Irish golf caddie and golfer

Harry Diamond is a Northern Irish professional golf caddie and former amateur golfer who has served as the caddie for Rory McIlroy since 2017.

== Early life and career ==
Diamond grew up in Holywood, Northern Ireland, and met McIlroy at Holywood Golf Club when they were both young children. Diamond was two years older and they spent years playing golf together. McIlroy considers him a big brother.

Diamond has competed in golf tournaments as an amateur. He won the 2012 West of Ireland Championship and represented Ireland at international level in golf. He reached the final of 2011 North of Ireland Championship. He did not pursue a career in professional golf and became involved in family run businesses (pubs, hotels, and restaurants) in Bangor, County Down and Belfast.

== Caddying career ==
Diamond caddied for McIlroy during the 2005 Irish Open (golf). He also caddied for him at the Par-3 Tournament at the 2011 Masters, and for the 2014 Alfred Dunhill Links Championship in Scotland. McIlroy and Diamond partnered professionally in 2017 before the WGC-Bridgestone Invitational. Before Diamond, J.P. Fitzgerald was McIlroy's caddie. McIlroy switched because he was hard on Fitzgerald and wanted to take ownership of his game.

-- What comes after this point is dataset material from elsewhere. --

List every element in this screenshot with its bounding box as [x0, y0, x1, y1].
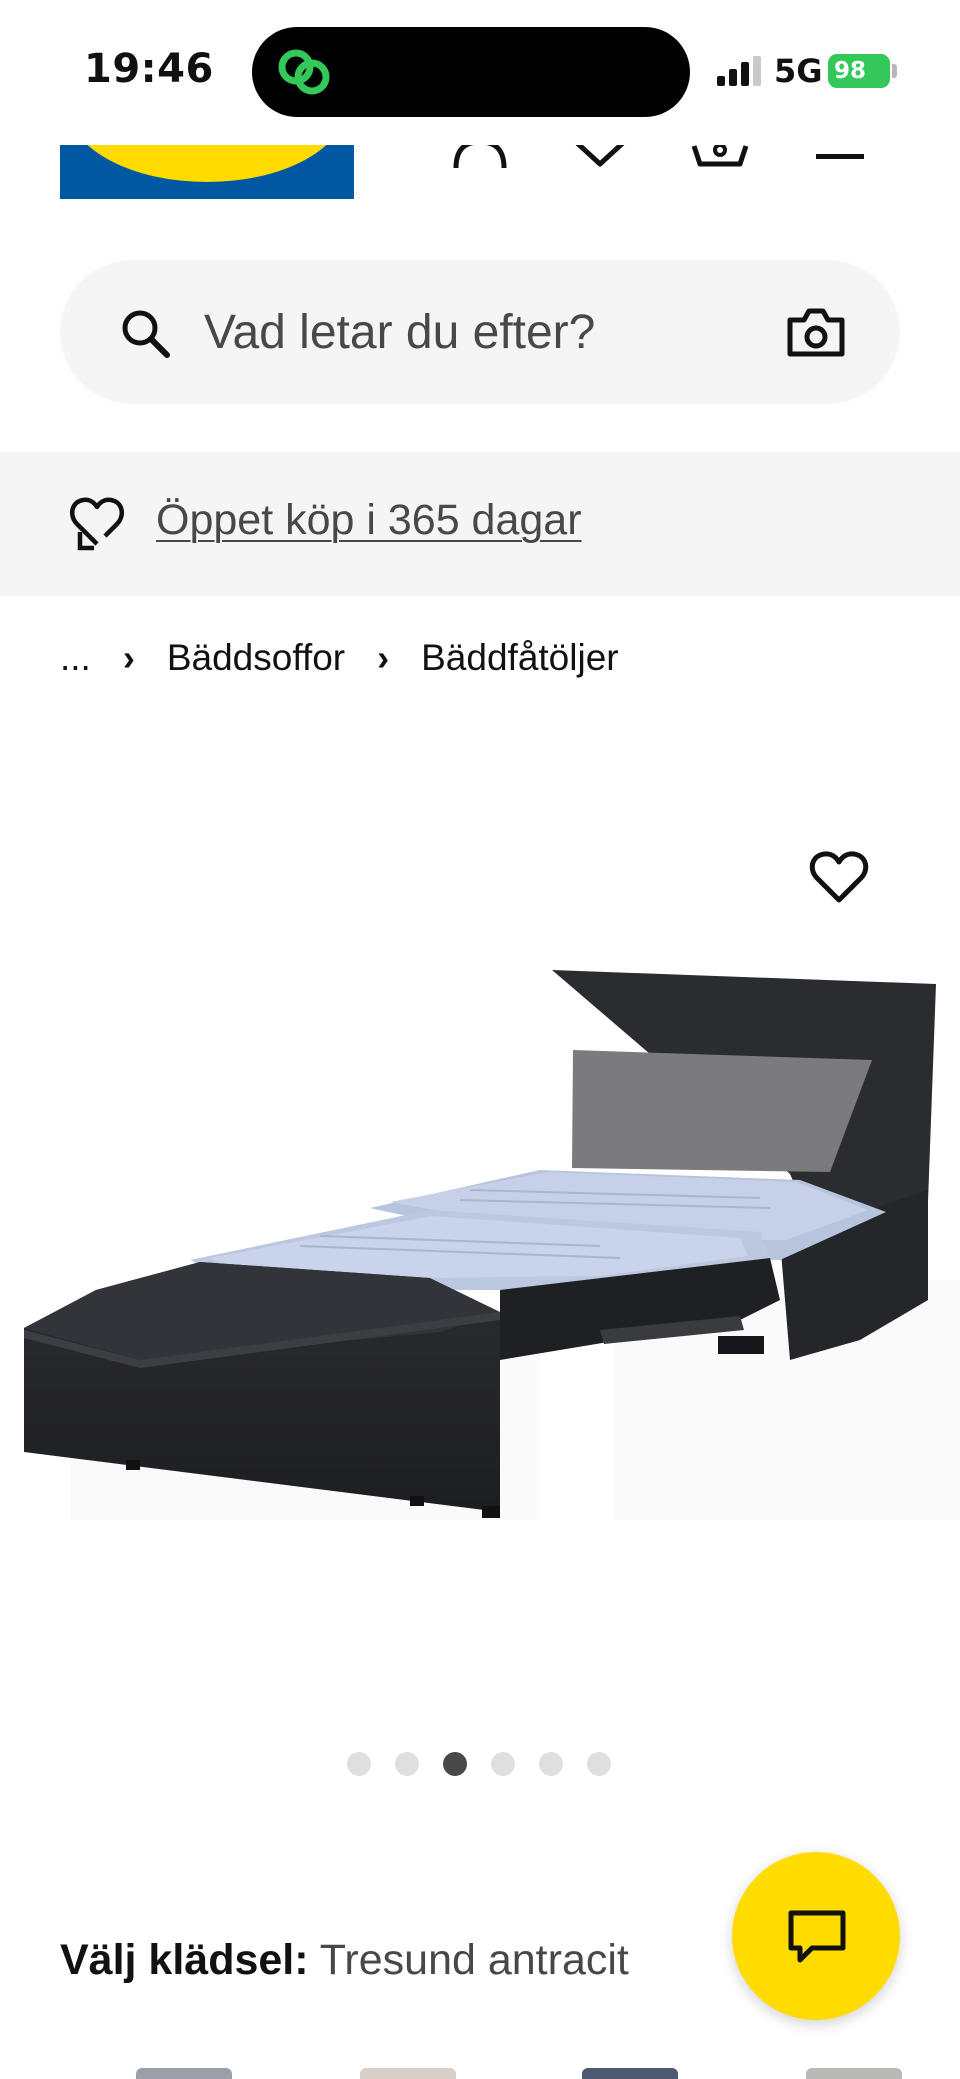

Diamond's caddying style has been characterized as quiet and composed, and aiming to keep McIlroy focused under pressure. McIlroy has said that Diamond provides a level of comfort on the golf course that no one else could. In May 2021, McIlroy credited Diamond with advice that helped him win the Wells Fargo Championship on the 72nd hole. However, Diamond faced criticism for McIlroy's lack of victories at major championships. He was criticized for McIlroy's collapse at the 2024 U.S. Open (golf).

McIlroy later won two majors. At the 2025 Masters Tournament, McIlroy won in a sudden-death playoff to complete the career Grand Slam, and credited Diamond. After the win, he said: "To be able to share this with him after all the close calls that we've had, all the crap that he's had to take from people that don't know anything about the game, yeah, this one is just as much his as it is mine." He went on to win the 2026 Masters Tournament with Diamond.

Diamond rarely grants interviews to the news media. He gave a short, live TV interview at the 2025 Open Championship with Di Stewart on "Live at the Range."

== Personal life ==
Diamond is married. The couple have two children.